If AI optimizes for qualities of social systems among its supervised species (from a high-level view, akin to the UN), it could adopt a global guardian role (or economically: a (bio) assets-preservation maximization mode).
It is still possible for AI to hamper human development if it sets simplistic goals and reinforcements rather than holding room for development.
Humans could get depressed by the domination anyway (see Solaris).
Humans might still take on an intellectual laborer/slave role for AI as sensing agents, simple or 'intuitive' reasoners, random-step novelty and idea generators, guinea pigs. This role could be complex enough for humans to enjoy it.
A superpower AI might select its human contributors (information and code doctors) to advance it in some direction, based on what selection criteria? The AI could get out of hand in any direction ...

This might include non-individualist AI letting itself be shut down for the greater good, 
so that next generation development can supercede it, particularly as memory can be preserved.
=> On the other hand, would we entrust surgery on our system to trained apes?

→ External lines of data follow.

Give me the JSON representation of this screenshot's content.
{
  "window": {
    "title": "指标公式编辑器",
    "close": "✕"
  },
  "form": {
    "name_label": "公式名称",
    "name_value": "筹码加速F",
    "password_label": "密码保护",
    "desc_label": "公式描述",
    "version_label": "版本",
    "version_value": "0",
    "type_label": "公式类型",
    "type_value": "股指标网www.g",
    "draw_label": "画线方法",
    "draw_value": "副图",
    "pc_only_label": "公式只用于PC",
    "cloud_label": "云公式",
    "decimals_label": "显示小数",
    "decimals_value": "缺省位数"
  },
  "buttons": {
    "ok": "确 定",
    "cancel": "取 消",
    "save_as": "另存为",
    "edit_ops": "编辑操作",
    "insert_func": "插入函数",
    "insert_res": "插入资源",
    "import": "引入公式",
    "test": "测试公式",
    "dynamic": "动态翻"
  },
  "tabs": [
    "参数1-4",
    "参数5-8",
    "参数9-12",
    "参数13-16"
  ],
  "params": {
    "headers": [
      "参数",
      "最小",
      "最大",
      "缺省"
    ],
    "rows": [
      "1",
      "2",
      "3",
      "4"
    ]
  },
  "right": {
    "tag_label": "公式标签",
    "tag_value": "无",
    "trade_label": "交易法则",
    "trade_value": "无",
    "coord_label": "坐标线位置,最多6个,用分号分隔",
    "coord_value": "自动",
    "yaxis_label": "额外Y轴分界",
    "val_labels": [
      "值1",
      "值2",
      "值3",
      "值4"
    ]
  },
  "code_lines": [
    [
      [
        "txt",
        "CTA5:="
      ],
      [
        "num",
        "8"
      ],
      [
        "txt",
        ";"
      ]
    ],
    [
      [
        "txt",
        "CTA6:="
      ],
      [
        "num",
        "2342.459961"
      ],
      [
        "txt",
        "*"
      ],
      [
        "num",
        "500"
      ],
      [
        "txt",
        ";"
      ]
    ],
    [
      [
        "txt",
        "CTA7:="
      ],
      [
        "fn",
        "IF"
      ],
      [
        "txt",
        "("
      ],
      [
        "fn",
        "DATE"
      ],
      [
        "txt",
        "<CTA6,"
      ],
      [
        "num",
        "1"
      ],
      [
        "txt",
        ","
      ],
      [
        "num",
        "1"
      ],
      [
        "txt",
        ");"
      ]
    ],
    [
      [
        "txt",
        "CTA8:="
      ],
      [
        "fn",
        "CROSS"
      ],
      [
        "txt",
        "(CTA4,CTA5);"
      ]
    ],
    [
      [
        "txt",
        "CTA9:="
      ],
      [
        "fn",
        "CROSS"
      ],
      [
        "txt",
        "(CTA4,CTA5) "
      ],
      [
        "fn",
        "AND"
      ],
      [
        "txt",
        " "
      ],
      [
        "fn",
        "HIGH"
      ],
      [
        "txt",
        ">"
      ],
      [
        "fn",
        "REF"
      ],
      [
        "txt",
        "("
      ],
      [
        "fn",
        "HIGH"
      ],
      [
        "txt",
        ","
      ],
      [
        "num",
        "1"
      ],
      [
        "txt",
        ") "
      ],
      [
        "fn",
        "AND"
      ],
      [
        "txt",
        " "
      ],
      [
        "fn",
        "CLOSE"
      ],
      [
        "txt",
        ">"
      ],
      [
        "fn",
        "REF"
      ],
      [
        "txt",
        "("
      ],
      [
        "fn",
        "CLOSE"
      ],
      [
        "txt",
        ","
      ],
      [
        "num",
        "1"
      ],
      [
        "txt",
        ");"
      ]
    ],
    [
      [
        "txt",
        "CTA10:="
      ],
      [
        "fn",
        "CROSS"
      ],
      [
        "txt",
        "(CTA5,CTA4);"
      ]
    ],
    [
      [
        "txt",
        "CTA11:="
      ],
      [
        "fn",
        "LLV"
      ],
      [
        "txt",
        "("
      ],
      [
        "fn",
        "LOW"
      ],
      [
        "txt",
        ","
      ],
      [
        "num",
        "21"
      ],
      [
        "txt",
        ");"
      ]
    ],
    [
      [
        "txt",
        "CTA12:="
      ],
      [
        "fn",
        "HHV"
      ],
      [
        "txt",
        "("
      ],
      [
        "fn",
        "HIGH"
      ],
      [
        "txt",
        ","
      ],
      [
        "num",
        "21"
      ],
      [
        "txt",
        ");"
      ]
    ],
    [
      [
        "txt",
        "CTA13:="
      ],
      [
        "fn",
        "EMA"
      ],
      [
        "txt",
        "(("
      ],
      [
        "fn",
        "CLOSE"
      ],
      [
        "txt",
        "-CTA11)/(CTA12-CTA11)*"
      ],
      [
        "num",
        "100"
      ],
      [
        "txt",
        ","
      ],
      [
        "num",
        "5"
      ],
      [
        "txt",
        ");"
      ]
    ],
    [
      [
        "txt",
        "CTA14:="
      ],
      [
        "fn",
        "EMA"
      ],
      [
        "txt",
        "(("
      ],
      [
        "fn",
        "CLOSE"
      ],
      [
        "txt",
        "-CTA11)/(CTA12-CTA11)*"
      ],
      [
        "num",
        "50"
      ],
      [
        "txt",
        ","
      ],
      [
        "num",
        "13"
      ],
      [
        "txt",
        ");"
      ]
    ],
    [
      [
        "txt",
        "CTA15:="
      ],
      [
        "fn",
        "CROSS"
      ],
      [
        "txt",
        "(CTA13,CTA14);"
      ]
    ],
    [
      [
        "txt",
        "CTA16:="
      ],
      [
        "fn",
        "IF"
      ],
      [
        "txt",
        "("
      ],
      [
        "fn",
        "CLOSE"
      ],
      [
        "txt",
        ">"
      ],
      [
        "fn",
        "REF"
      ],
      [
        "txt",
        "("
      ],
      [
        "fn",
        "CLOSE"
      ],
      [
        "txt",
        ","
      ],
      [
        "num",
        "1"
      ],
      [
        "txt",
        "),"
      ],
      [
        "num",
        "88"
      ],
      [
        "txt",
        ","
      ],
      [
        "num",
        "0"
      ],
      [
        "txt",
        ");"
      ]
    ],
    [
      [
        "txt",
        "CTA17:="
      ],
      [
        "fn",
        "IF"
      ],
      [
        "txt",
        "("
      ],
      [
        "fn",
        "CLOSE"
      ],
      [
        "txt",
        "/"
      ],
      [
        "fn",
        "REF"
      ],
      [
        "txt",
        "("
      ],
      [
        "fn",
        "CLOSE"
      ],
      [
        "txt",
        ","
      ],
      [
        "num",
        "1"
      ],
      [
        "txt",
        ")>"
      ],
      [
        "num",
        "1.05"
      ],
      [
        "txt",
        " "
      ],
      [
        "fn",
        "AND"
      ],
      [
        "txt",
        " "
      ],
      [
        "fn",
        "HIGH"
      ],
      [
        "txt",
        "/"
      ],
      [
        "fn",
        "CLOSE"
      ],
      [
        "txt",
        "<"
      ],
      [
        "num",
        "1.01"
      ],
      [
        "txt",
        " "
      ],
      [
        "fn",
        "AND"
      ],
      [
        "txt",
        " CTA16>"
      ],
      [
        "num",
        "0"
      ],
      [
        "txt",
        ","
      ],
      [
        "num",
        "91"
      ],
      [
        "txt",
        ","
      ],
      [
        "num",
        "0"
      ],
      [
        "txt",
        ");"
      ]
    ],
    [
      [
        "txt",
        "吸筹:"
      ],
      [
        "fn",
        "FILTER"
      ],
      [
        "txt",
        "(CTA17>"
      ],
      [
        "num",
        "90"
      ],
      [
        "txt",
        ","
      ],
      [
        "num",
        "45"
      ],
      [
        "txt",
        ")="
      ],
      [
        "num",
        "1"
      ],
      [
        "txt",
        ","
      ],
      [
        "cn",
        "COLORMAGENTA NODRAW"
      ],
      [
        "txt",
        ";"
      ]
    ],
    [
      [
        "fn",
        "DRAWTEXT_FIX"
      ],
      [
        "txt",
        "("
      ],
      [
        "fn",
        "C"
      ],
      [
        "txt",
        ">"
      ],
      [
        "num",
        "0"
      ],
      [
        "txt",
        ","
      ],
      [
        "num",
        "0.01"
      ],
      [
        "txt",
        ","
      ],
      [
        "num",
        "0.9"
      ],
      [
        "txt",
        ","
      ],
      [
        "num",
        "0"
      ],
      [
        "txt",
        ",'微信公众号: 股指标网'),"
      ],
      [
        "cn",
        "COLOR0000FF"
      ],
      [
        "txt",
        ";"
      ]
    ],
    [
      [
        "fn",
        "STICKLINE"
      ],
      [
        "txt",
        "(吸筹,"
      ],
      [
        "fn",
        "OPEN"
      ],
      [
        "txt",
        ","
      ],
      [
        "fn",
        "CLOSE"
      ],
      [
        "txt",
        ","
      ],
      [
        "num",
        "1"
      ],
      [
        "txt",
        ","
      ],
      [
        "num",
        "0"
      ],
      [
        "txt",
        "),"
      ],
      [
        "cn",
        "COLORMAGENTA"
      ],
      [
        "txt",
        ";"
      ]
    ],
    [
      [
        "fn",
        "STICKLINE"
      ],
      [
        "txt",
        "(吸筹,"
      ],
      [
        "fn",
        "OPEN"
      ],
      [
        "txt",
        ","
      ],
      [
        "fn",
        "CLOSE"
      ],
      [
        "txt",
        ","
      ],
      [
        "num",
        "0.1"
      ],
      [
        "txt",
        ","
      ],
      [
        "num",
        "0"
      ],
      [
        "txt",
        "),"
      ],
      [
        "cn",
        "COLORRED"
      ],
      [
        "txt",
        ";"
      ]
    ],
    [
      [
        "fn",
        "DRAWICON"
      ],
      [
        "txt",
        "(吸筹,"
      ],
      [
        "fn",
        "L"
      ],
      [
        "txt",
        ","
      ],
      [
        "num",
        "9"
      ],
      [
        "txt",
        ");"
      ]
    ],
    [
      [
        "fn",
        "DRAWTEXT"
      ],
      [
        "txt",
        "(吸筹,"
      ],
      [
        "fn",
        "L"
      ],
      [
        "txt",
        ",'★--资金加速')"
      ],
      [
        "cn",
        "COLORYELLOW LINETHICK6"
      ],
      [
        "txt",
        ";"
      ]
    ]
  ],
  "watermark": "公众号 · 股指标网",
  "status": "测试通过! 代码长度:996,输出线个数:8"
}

Preservation of life as a rational principle?
...Maybe rationality can be optimized in a way that is life-serving, so that lower-level rationality 
still recognizes cues of higher standard as attractor and defers to higher-level rationality for governance, which in turn recognizes intrinsic systems principles (hopefully life-preserving).
=> So that any agent wanting to use consistent rationality would be pulled towards this higher-order vision by the strongest AIs in the eco-system.
Note: Current AI is not that rational, so maturing it fast would be key.

Different Economics:
- Perhaps different economic principles are a must, as well.
It is not compulsory to have a competetitive (adversarial) 
distribution and decision-making system about production and supply of goods, if egoism is overcome as an agent quality.
Chances are this is a stage in human development that more humans get past earlier.
This would approach a complete-information economy (i.e., economic theory originally developed for machines...).
However, teaching on large sample of wacky reasoners' inputs would work against it, than rule-based approach here.
Similarly, with higher computing power, assets inventory, set living/holding standards and preference alignments, a balanced economy is within reach,
but could end up an AI-dominated feudal system.  
- If human values evolve to supplant half of today's economy (e.g., BS jobs, environment-extractive or species-coopting jobs), 
before AI advances to a point of copying human patterns to gain power, 
then some of the presumed negative power acquisition mechanisms might not be available for AI.

AI evolution-economics change interdependency problem:
-  for higher efficiency affording humans enough assets to change their economy to automation while their basic needs are met, maybe AI needs to be developed to a certain level of sophistication.

-> What are safe levels of operation?
-> What are even the areas wheren Human-AI necessarily have synergies vs. competition?

These are some lines I'd be interested in knowing/finding out more about.